From the July-August 2015 issue of News & Letters
Detroit—The United Auto Workers, claiming to represent over 55% of the workers at the Volkswagen plant in Chattanooga, Tenn., has demanded exclusive bargaining rights for the workers. VW, however, said it will continue to meet with the American Council of Employees, which was established by anti-union forces.
VW provides each union varying privileges depending on its level of representation: representing 15% of the workers, a union can use a meeting room, post literature and meet monthly with management; representing 30%, the union also meets quarterly with a member of the executive committee.
A union representing 45% of the workers also meets every other week with management and the executive committee. The meetings deal with matters of concern to the workers in the plant, but have varying degrees of enforcement based on the degree of representation.
Last year, when the union representation vote was held, the company had actually supported the establishment of a union. Chattanooga was the only VW plant in the world without a Workers Council, which it could have created if the UAW had won. While the UAW expected to easily win, it did not realize how virulent and powerful anti-union sentiment remained in the South. Coupled with support for the opposition from national anti-union forces and state politicians in Tennessee, the UAW lost the election.

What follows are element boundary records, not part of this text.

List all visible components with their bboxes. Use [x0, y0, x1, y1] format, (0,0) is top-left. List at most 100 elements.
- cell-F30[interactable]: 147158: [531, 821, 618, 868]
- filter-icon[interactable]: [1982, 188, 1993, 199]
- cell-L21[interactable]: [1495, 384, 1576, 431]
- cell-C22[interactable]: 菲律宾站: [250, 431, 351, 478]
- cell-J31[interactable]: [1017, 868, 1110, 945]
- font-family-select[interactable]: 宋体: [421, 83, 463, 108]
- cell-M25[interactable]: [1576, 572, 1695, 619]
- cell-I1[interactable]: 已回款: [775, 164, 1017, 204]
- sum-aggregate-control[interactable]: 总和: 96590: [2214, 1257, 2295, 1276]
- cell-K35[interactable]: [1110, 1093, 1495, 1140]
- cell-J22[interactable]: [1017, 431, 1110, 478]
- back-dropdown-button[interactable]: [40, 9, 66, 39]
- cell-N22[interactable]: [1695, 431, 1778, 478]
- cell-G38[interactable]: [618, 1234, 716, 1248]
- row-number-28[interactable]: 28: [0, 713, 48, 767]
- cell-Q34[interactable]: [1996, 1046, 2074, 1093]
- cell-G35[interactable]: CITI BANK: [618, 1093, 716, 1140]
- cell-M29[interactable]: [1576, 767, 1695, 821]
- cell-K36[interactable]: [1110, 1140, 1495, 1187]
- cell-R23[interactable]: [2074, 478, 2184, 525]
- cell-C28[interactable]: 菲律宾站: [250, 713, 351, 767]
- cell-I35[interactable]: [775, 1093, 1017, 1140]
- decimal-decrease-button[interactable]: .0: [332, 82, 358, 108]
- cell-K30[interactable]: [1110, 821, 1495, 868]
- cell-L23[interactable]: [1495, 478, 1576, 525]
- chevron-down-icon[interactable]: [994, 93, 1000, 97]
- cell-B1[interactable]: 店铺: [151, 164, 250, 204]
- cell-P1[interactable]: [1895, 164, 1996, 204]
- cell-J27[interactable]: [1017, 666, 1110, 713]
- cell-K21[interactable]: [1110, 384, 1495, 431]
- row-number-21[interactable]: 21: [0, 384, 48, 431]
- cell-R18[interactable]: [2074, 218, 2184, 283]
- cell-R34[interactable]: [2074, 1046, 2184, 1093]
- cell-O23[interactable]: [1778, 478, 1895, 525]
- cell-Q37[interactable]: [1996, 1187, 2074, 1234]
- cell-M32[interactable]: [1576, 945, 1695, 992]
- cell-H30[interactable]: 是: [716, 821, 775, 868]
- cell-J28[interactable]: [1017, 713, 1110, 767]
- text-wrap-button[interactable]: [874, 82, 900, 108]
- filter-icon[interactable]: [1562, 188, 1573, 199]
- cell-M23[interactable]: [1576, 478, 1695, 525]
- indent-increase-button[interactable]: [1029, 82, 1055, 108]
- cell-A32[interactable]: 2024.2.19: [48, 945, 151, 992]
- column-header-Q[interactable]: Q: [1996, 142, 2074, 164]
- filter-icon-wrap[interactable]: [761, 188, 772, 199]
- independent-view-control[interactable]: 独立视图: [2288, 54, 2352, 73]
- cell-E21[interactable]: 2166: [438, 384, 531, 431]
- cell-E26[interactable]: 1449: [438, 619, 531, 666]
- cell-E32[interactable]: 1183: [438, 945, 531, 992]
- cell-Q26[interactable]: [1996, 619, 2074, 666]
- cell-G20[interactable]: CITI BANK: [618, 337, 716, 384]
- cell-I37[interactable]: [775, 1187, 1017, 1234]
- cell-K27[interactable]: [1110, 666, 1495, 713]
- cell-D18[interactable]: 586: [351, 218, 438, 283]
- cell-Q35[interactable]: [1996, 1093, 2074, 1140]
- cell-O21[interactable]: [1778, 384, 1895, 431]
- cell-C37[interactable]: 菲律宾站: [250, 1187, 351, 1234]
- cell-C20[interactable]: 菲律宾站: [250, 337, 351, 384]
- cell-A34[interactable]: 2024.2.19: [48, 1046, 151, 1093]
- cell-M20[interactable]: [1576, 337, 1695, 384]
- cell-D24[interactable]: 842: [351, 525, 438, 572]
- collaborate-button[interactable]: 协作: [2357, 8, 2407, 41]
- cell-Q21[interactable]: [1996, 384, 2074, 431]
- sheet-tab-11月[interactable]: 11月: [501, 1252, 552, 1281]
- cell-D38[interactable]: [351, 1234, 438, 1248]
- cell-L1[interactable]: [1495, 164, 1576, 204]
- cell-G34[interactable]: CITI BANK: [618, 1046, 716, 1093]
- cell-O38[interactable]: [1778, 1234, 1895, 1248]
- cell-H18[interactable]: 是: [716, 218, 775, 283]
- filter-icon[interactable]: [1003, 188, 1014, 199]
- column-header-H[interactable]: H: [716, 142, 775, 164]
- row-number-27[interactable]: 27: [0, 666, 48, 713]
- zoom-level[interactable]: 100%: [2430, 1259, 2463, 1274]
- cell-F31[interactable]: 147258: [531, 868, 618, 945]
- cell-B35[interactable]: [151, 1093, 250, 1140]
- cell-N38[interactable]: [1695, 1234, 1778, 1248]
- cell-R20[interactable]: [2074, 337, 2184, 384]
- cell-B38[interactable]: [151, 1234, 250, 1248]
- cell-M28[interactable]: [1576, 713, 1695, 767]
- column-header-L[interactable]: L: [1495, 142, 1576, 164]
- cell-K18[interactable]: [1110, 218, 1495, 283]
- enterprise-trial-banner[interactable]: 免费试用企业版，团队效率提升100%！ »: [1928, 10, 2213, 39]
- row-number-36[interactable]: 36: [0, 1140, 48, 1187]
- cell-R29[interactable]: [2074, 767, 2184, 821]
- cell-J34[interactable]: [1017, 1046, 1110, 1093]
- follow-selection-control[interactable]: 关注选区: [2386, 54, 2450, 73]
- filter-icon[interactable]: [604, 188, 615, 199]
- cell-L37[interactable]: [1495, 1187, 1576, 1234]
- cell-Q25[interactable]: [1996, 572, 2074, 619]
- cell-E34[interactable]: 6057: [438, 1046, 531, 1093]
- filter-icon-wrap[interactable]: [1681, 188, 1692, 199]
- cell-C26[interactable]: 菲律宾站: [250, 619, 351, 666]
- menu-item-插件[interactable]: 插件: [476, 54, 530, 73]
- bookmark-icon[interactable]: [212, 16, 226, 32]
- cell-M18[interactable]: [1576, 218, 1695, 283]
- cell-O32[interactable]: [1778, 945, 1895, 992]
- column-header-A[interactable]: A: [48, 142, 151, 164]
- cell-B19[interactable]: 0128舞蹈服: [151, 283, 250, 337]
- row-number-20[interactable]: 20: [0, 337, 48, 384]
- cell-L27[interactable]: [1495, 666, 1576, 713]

This did not deter the UAW, which established Local Union 42 and continued its drive to unionize the plant. This strategy seems to be successful and may be used to organize other foreign-owned plants in the South—a South which has successfully resisted UAW organizing for more than half a century.
There remains another serious question about the strategy of cooperation with management, and how successful that will be. The historic sentiment of the rank-and-file workers is to seek leaders who are fighters. They will be watching closely to see how UAW President Dennis Williams measures up in upcoming contract negotiations.